Tuesday, May 5, 2015


We live in a semi-rural area over by Percy Priest Lake, in Nashville, Tennessee and we often take a walk in the early evening.  The scenery is beautiful.  The trees are green and the air is fresh and clear. The birds sing and all seems to be well with the world.  Then we look down.  Lying in the gutters, berms and drains all along the roadside is trash, obviously thrown from passing vehicles.  Why would anyone be so thoughtless in littering this beautiful environment?

My husband has just come in from mowing the roadside frontage of our property and has picked up 40-50lbs of trash such as bottles, cans, fast food boxes and plastic bags.  He even scored a set of nice sunglasses!  Where do these litter bugs come from?  They come from homes where other litter bugs live.  This is where they learned to be one.


I remember reading a true story in a New Zealand newspaper.  A gas pump attendant was filling a customer’s tank when the driver opened his window and emptied all his trash, cigarette butts and all, out on the forecourt.  He then closed the window. The attendant quietly swept it all into a little dust pan and knocked on the car window.  When the driver opened the window, the attendant said, ‘Excuse me, Sir, I think this is yours!", and promptly tipped the contents back into the car.  YES!

What does it take to create a concern for our environment?  We need to look at our own attitude as adults.   Do we understand that trees, plants, and little greeblies are here for a purpose and need an unpoluted environment, too?  Everything is placed on this earth to give us a greater quality of life.
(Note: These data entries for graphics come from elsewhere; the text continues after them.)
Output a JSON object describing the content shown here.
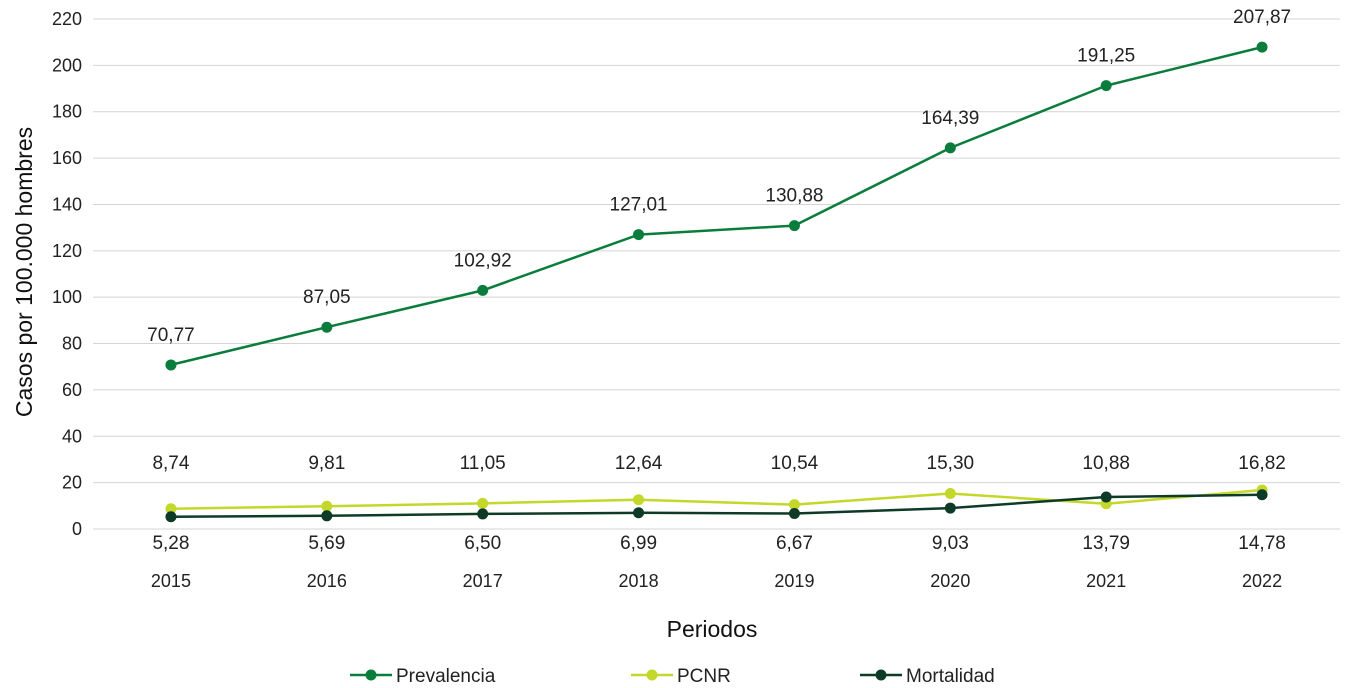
{
  "chart_data": {
    "type": "line",
    "title": "",
    "xlabel": "Periodos",
    "ylabel": "Casos por 100.000 hombres",
    "ylim": [
      0,
      220
    ],
    "yticks": [
      "0",
      "20",
      "40",
      "60",
      "80",
      "100",
      "120",
      "140",
      "160",
      "180",
      "200",
      "220"
    ],
    "categories": [
      "2015",
      "2016",
      "2017",
      "2018",
      "2019",
      "2020",
      "2021",
      "2022"
    ],
    "grid": true,
    "legend_position": "bottom",
    "series": [
      {
        "name": "Prevalencia",
        "color": "#0a7d3c",
        "values": [
          70.77,
          87.05,
          102.92,
          127.01,
          130.88,
          164.39,
          191.25,
          207.87
        ],
        "labels": [
          "70,77",
          "87,05",
          "102,92",
          "127,01",
          "130,88",
          "164,39",
          "191,25",
          "207,87"
        ]
      },
      {
        "name": "PCNR",
        "color": "#c3d82a",
        "values": [
          8.74,
          9.81,
          11.05,
          12.64,
          10.54,
          15.3,
          10.88,
          16.82
        ],
        "labels": [
          "8,74",
          "9,81",
          "11,05",
          "12,64",
          "10,54",
          "15,30",
          "10,88",
          "16,82"
        ]
      },
      {
        "name": "Mortalidad",
        "color": "#0e3b27",
        "values": [
          5.28,
          5.69,
          6.5,
          6.99,
          6.67,
          9.03,
          13.79,
          14.78
        ],
        "labels": [
          "5,28",
          "5,69",
          "6,50",
          "6,99",
          "6,67",
          "9,03",
          "13,79",
          "14,78"
        ]
      }
    ]
  }
}
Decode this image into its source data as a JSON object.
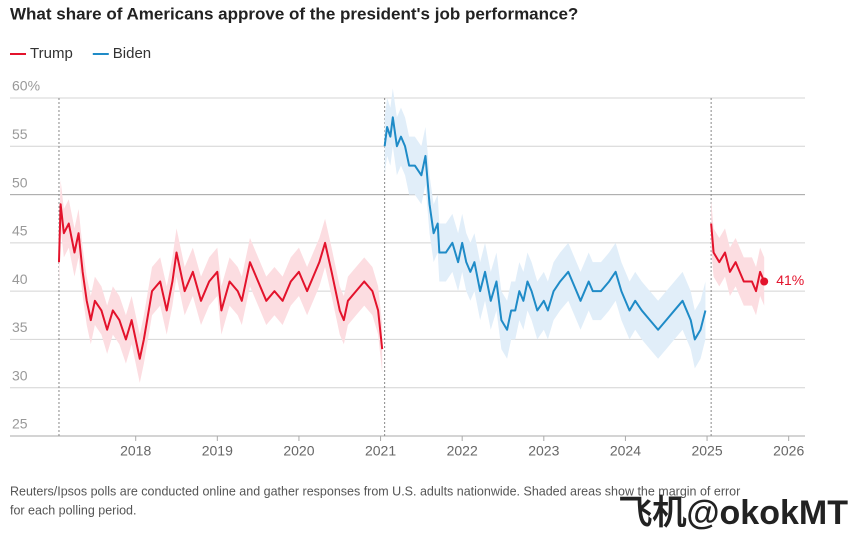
{
  "chart_data": {
    "type": "line",
    "title": "What share of Americans approve of the president's job performance?",
    "note": "Reuters/Ipsos polls are conducted online and gather responses from U.S. adults nationwide. Shaded areas show the margin of error",
    "note_line2": "for each polling period.",
    "watermark": "飞机@okokMT",
    "xlim": [
      2016.46,
      2026.2
    ],
    "xticks": [
      2018,
      2019,
      2020,
      2021,
      2022,
      2023,
      2024,
      2025,
      2026
    ],
    "ylim": [
      25,
      60
    ],
    "yticks": [
      25,
      30,
      35,
      40,
      45,
      50,
      55,
      {
        "value": 60,
        "label": "60%"
      }
    ],
    "grid": true,
    "baseline": 50,
    "inaugurations": [
      2017.06,
      2021.05,
      2025.05
    ],
    "legend": "top-left",
    "series": [
      {
        "name": "Trump",
        "color": "#e3132c",
        "band_color": "#fcdde1",
        "error": 2.5,
        "x": [
          2017.06,
          2017.08,
          2017.12,
          2017.18,
          2017.25,
          2017.3,
          2017.35,
          2017.4,
          2017.45,
          2017.5,
          2017.58,
          2017.65,
          2017.72,
          2017.8,
          2017.88,
          2017.95,
          2018.05,
          2018.1,
          2018.2,
          2018.3,
          2018.38,
          2018.45,
          2018.5,
          2018.6,
          2018.7,
          2018.8,
          2018.9,
          2019.0,
          2019.05,
          2019.15,
          2019.25,
          2019.3,
          2019.4,
          2019.5,
          2019.6,
          2019.7,
          2019.8,
          2019.9,
          2020.0,
          2020.1,
          2020.15,
          2020.25,
          2020.32,
          2020.4,
          2020.5,
          2020.55,
          2020.6,
          2020.7,
          2020.8,
          2020.9,
          2020.97,
          2021.02,
          2023.0,
          2025.05,
          2025.08,
          2025.15,
          2025.22,
          2025.28,
          2025.35,
          2025.4,
          2025.45,
          2025.5,
          2025.55,
          2025.6,
          2025.65,
          2025.7
        ],
        "values": [
          43,
          49,
          46,
          47,
          44,
          46,
          42,
          39,
          37,
          39,
          38,
          36,
          38,
          37,
          35,
          37,
          33,
          35,
          40,
          41,
          38,
          41,
          44,
          40,
          42,
          39,
          41,
          42,
          38,
          41,
          40,
          39,
          43,
          41,
          39,
          40,
          39,
          41,
          42,
          40,
          41,
          43,
          45,
          42,
          38,
          37,
          39,
          40,
          41,
          40,
          38,
          34,
          null,
          47,
          44,
          43,
          44,
          42,
          43,
          42,
          41,
          41,
          41,
          40,
          42,
          41
        ]
      },
      {
        "name": "Biden",
        "color": "#1f8bc7",
        "band_color": "#e1eef9",
        "error": 3,
        "x": [
          2021.05,
          2021.08,
          2021.12,
          2021.15,
          2021.2,
          2021.25,
          2021.3,
          2021.35,
          2021.42,
          2021.5,
          2021.55,
          2021.6,
          2021.65,
          2021.7,
          2021.72,
          2021.8,
          2021.88,
          2021.95,
          2022.0,
          2022.05,
          2022.1,
          2022.15,
          2022.22,
          2022.28,
          2022.35,
          2022.42,
          2022.48,
          2022.55,
          2022.6,
          2022.65,
          2022.7,
          2022.75,
          2022.8,
          2022.85,
          2022.92,
          2023.0,
          2023.05,
          2023.12,
          2023.2,
          2023.3,
          2023.35,
          2023.45,
          2023.55,
          2023.6,
          2023.7,
          2023.8,
          2023.88,
          2023.95,
          2024.05,
          2024.12,
          2024.2,
          2024.3,
          2024.4,
          2024.5,
          2024.6,
          2024.7,
          2024.8,
          2024.85,
          2024.92,
          2024.98
        ],
        "values": [
          55,
          57,
          56,
          58,
          55,
          56,
          55,
          53,
          53,
          52,
          54,
          49,
          46,
          47,
          44,
          44,
          45,
          43,
          45,
          43,
          42,
          43,
          40,
          42,
          39,
          41,
          37,
          36,
          38,
          38,
          40,
          39,
          41,
          40,
          38,
          39,
          38,
          40,
          41,
          42,
          41,
          39,
          41,
          40,
          40,
          41,
          42,
          40,
          38,
          39,
          38,
          37,
          36,
          37,
          38,
          39,
          37,
          35,
          36,
          38
        ]
      }
    ],
    "annotation": {
      "x": 2025.7,
      "value": 41,
      "label": "41%"
    }
  }
}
When we have an appreciation for our surroundings, then we can train our children to be the same.

  • Lead by example.
  • Show them that respect does not only relate to people, but also includes the nurture of our environment.
  • Train our kids early to pick up their stuff and discard trash in recepticals, NOT on the ground. 
  • Take our kids out in the community with trash bags periodically.  By doing this they will get an appreciation of how much easier it is to put trash in cans in the first place, instead of just tossing their stuff out windows.
  • Encourage our kids to plant a little garden or a tree.  Make them responsible for looking after it and watching it grow.  They will learn to protect it and water it.  By understanding what it takes for those plants to grow, they will be less likely to thoughtlessly damage tree limbs, stand or ride over garden plants and such like. 
We also need to teach our kids that, not only are we responsible for dealing with our own trash, but sometimes that of others.  Brian used to supervise the school cafeteria.  If he asked a child to pick up lunch trash where the owner could not be identified, the response usually was, "I’m not picking that up.  I never put it there."  Of course, they did pick it up, but not before major protest.  We're talking about being a good citizen here, and it's often a hard lesson to learn because of our selfish nature.

The environment belongs to all of us. We need to care for and protect it – not just for ourselves but for future generations. Our kids are part of that future and their kids need to learn the same important value.  It is all a matter of respect.